Among them: Robert C. Embry, president of The Abell Foundation; Robert Manekin, a commercial real estate broker; Andy Frank, former deputy mayor and now special adviser to the president of Johns Hopkins University; Orioles owner Peter J. Angelos, Mark Sissman, president of Healthy Neighborhoods; and Joseph T. “Jody” Landers, former executive vice president of the Greater Baltimore Board of Realtors.
The group held its first meeting in January and met through June. It asked for information on the tax-subsidy programs from the BDC and the Department of Housing and Community Development (HCD). The largest number of tax subsidies has been used by HCD.

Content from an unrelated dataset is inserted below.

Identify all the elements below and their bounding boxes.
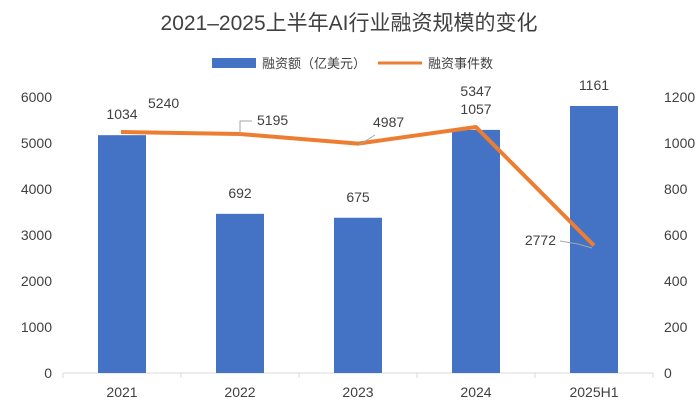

A member of the task force said that HCD was not forthcoming with information, while more data was supplied by the BDC. The task force also met with the departments of finance and planning, which review aspects of the PILOT and TIF programs.
Specific Recommendations
The task force makes the following recommendations to the City Council and Mayor Stephanie Rawlings-Blake:
• prioritize TIF and PILOT projects rather than wait “passively” for developers to request subsidies.
• consider establishing profit sharing or joint city ownership on projects that receive public subsidies.
• improve communication with community groups and citizens during the process in which tax subsidies are granted.
• set up a publicly accessible information database about TIF and PILOT projects.
• establish an independent advisory body to evaluate and monitor proposed and active TIFs and PILOTs.
• measure the “social returns” promised by developers seeking tax subsidies.
• address the loss of state aid to Baltimore because of the lost revenues from PILOTs and TIFs counted as part of the city’s total assessed property value.
• find ways to use TIFs and PILOTs for community revitalization and other public-improvement projects that will “build a larger middle class.”
The report faulted the BDC for waiting for developers to request a tax subsidy rather than actively developing its own set of criteria for awarding breaks.
It cited tax breaks at Harbor East, Mondawmin Mall, Belvedere Square, Harbor East and Clipper Mill as examples of “reactive” city policy that used the “but for” rule, meaning that a project would not be built “but for” the use of tax incentives.
“The city’s current stated TIF and PILOT policies clearly detail the ‘but for’ test as one of the requirements of approval. However, some in the public perceive that support is not equally available to all projects and developers, and that the financial analysis used to establish the ‘but for’ is not applied uniformly.”
What are TIFs and PILOTs?
TIFs use the increased property taxes that a large project generates to finance the cost of bonds issued by the city on behalf of the project. Thus instead of going to the city, the developer’s property taxes are used to pay off the bonds. In essence, a TIF is a tax-free loan to the developer.
Under a PILOT, a developer pays the original base property tax (usually nominal since the land has been cleared), plus 5% of the assessed value of the improved property, resulting in 95% tax forgiveness.
In the case of the Marriott Waterfront Hotel, the city entered into a 25-year PILOT with a company owned by developer John Paterakis Sr. in 1997. Last year, the Marriott paid $46,566 in property taxes – and was excused of $3,374,525 in taxes – under its PILOT.
Stokes will convene a hearing on the task force report in City Council chambers tomorrow (Thursday) at 11 a.m.
The councilman said yesterday he hopes the report will help the city find ways “to be more strategic in regard to the use of these [tax] incentives to spur growth, create jobs and improve the quality of life for our business community and residents.”